Wednesday, August 03, 2005

Nursing in Shul

This week's Jewish Week's letters to the editor has two reactions to the Conservative Movement's declaration that women may discreetly breastfeed in synagogues, and Rabbi Basil Herring's reaction:
“The issue hasn’t come up,” said Rabbi Basil Herring. “In the Orthodox world there would be a general understanding that it would be best for the mother and baby to be following the traditional role of staying home. If she does come to synagogue, it would not be in the pews where she would be breast-feeding.”
Two pro-breast feeding reactions.
The first letter (excerpted):
The issue of breast-feeding in the synagogue is nonexistent in our community because any breast-feeding in shul proper would take place in the company of only other women on our side of the mechitza. This would prevent a man from accidentally seeing any bit of skin that he would rather not. Breast-feeding mothers are cherished, respected and given special privileges, such as refraining from fasting on most fast days.
The second (excerpted):
Being the madricha ruchanit (spiritual mentor) at the Hebrew Institute of Riverdale and a nursing mother of 6-month old twins comes with its own set of challenges, but it has never occurred to me to stay at home from “the pews” just because I have children. Shul is a place for families, and nursing mothers should feel comfortable to modestly feed their children either in the sanctuary or in a separate room set aside for breast-feeding moms.

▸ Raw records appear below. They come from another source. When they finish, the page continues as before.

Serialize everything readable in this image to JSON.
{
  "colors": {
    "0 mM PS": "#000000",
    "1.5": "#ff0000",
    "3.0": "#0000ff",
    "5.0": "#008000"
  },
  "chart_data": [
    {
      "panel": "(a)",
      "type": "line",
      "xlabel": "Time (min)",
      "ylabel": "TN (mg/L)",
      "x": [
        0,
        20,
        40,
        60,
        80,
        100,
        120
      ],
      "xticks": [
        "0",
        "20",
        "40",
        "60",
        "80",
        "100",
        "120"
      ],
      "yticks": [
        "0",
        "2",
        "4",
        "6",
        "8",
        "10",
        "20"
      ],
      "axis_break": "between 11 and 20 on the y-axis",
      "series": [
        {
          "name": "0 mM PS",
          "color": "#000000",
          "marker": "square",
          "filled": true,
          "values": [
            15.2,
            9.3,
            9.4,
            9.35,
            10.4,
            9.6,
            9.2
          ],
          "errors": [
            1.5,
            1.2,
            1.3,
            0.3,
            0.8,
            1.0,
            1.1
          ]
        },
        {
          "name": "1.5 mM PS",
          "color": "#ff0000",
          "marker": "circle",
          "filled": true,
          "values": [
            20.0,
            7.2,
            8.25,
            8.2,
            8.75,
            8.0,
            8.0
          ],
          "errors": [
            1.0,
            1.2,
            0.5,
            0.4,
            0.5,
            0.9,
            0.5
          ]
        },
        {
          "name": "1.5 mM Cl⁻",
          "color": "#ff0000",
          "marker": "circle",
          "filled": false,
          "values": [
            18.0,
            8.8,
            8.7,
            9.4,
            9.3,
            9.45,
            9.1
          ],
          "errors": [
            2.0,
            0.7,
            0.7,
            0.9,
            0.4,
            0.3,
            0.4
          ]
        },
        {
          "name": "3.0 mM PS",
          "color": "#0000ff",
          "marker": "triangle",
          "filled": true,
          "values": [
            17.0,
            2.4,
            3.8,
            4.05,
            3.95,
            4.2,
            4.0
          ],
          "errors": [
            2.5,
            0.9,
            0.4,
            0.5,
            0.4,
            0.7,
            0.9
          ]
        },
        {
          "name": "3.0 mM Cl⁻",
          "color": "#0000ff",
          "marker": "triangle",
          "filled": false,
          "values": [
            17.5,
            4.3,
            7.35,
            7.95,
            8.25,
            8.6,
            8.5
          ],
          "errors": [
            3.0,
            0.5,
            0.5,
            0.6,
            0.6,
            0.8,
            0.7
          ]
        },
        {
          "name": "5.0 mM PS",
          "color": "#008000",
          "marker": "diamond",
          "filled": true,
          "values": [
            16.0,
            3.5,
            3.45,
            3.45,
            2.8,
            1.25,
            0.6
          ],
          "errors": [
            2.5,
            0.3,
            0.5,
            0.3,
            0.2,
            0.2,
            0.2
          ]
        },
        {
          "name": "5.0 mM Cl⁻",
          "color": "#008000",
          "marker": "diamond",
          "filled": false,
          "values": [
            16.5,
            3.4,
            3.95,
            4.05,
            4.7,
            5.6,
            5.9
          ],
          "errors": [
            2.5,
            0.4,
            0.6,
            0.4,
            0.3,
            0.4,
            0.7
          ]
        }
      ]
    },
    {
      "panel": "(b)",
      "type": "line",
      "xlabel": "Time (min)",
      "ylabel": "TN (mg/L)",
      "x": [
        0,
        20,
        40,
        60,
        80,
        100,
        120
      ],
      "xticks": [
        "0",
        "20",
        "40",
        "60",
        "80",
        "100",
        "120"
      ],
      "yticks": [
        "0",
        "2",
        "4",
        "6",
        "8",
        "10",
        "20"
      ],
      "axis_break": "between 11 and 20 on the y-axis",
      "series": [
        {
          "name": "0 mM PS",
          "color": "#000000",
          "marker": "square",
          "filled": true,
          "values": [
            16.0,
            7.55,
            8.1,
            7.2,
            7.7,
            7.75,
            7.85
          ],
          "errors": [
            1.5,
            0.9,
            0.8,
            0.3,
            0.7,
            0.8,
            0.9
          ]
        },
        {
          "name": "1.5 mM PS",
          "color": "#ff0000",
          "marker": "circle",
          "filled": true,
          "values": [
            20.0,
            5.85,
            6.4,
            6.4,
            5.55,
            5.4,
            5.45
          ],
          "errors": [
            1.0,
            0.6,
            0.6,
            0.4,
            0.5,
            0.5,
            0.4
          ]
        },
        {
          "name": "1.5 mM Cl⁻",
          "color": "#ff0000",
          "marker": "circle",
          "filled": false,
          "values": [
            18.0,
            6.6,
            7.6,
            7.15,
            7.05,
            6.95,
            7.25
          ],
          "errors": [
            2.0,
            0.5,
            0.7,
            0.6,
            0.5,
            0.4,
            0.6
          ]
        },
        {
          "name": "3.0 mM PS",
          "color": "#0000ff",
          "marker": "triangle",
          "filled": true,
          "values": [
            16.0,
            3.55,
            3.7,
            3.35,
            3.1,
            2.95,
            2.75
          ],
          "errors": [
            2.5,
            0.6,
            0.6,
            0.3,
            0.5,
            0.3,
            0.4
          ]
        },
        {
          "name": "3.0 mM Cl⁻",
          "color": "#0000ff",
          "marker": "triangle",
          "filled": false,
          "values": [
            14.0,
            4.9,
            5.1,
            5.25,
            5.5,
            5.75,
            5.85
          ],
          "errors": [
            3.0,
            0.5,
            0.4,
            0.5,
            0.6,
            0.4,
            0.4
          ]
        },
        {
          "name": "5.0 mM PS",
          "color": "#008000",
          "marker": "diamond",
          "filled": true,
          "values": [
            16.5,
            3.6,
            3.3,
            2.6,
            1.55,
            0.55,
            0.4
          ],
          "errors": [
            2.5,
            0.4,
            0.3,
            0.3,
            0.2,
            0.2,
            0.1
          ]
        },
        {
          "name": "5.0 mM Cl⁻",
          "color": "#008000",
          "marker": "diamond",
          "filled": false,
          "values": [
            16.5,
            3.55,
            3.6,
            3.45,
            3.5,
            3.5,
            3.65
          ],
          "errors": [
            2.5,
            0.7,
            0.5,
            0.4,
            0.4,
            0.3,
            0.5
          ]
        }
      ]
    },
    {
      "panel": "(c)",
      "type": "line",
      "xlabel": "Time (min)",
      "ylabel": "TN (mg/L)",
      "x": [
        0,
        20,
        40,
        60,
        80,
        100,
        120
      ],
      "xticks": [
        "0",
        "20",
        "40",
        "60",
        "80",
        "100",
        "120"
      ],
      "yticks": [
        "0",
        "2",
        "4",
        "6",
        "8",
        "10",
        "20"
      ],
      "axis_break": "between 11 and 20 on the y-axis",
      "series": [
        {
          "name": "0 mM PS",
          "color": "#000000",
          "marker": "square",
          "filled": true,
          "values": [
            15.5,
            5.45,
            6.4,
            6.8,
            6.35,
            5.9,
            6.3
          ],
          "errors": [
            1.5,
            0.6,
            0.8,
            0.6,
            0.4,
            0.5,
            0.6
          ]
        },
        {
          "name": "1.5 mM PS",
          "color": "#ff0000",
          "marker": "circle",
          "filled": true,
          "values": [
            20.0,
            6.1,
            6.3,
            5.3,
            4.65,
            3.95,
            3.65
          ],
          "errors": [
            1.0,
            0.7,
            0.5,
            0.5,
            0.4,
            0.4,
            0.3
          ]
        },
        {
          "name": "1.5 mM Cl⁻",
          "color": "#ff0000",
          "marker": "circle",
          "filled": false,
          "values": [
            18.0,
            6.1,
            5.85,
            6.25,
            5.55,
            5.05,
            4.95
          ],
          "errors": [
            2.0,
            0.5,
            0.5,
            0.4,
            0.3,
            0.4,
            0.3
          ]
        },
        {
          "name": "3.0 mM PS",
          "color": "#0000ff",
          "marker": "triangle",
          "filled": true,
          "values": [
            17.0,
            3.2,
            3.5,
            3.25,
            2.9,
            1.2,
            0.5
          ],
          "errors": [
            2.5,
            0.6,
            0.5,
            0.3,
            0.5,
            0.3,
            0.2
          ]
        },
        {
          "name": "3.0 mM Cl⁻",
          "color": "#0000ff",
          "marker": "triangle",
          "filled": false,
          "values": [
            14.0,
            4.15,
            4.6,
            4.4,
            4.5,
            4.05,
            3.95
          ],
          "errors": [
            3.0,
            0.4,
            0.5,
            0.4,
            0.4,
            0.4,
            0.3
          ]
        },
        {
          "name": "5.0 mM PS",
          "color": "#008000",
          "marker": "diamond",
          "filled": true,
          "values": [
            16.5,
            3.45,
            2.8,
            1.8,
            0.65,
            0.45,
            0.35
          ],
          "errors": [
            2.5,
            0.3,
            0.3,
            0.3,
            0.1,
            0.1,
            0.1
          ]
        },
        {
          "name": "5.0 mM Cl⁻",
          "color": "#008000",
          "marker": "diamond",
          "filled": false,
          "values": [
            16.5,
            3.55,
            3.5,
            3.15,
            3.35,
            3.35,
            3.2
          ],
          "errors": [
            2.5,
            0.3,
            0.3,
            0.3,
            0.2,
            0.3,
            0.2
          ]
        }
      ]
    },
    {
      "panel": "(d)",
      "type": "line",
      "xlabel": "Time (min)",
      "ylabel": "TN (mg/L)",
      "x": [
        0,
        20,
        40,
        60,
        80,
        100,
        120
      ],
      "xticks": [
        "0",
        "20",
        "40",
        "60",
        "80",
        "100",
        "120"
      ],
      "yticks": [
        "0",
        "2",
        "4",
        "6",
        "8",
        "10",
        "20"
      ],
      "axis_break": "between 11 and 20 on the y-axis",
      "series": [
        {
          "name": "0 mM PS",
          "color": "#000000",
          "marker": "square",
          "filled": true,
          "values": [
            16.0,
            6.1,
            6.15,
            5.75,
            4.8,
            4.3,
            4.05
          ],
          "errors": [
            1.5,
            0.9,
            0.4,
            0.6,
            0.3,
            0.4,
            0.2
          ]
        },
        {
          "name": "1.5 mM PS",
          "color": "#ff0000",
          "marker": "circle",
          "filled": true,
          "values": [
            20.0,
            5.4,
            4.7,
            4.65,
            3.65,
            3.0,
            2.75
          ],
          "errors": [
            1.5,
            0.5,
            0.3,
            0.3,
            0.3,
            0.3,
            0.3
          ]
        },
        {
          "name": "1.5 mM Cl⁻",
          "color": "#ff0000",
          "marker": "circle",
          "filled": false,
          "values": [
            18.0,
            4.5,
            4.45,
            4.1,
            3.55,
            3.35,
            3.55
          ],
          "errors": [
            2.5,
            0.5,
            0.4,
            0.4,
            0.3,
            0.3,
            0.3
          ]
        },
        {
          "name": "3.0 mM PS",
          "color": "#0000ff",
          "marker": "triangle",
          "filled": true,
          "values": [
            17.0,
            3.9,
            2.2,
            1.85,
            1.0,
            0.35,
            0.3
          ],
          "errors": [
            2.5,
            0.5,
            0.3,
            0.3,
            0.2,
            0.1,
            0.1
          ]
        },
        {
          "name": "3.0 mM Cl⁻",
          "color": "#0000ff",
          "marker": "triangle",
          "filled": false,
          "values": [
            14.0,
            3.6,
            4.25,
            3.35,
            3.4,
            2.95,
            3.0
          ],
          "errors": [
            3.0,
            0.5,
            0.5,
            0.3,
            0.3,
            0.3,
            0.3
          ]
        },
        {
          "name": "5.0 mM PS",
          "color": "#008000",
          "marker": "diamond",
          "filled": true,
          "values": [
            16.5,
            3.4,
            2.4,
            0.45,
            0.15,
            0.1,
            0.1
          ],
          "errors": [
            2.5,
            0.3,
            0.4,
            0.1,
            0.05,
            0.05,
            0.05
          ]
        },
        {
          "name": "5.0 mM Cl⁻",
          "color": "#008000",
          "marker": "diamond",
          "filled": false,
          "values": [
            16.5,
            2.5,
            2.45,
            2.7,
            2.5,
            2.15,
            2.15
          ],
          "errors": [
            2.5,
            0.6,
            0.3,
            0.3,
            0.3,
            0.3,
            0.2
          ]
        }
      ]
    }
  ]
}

As I nurse my boys during shul, I am aware that some women may throw me disapproving glares. I understand and respect their discomfort. But mainly I am thrilled to be surrounded by women of all ages, including women who breast-feed, who are active participants in the spiritual community. We know that our place is not at home, and I am sorry to hear that Rabbi Herring’s “Orthodox world” assumes exclusion of Jewish mothers.
This is interesting because while HIR has a kosher mechitza, I certainly can rather easily see over it and (if I recall correctly) can see women standing a bit away from the mechitza from head to toe. (Similarly, in Conservative synagogues, women sit with their families, and so the issue of men seeing nursing women is present).

I have more to say on the matter, but cannot because I have to run.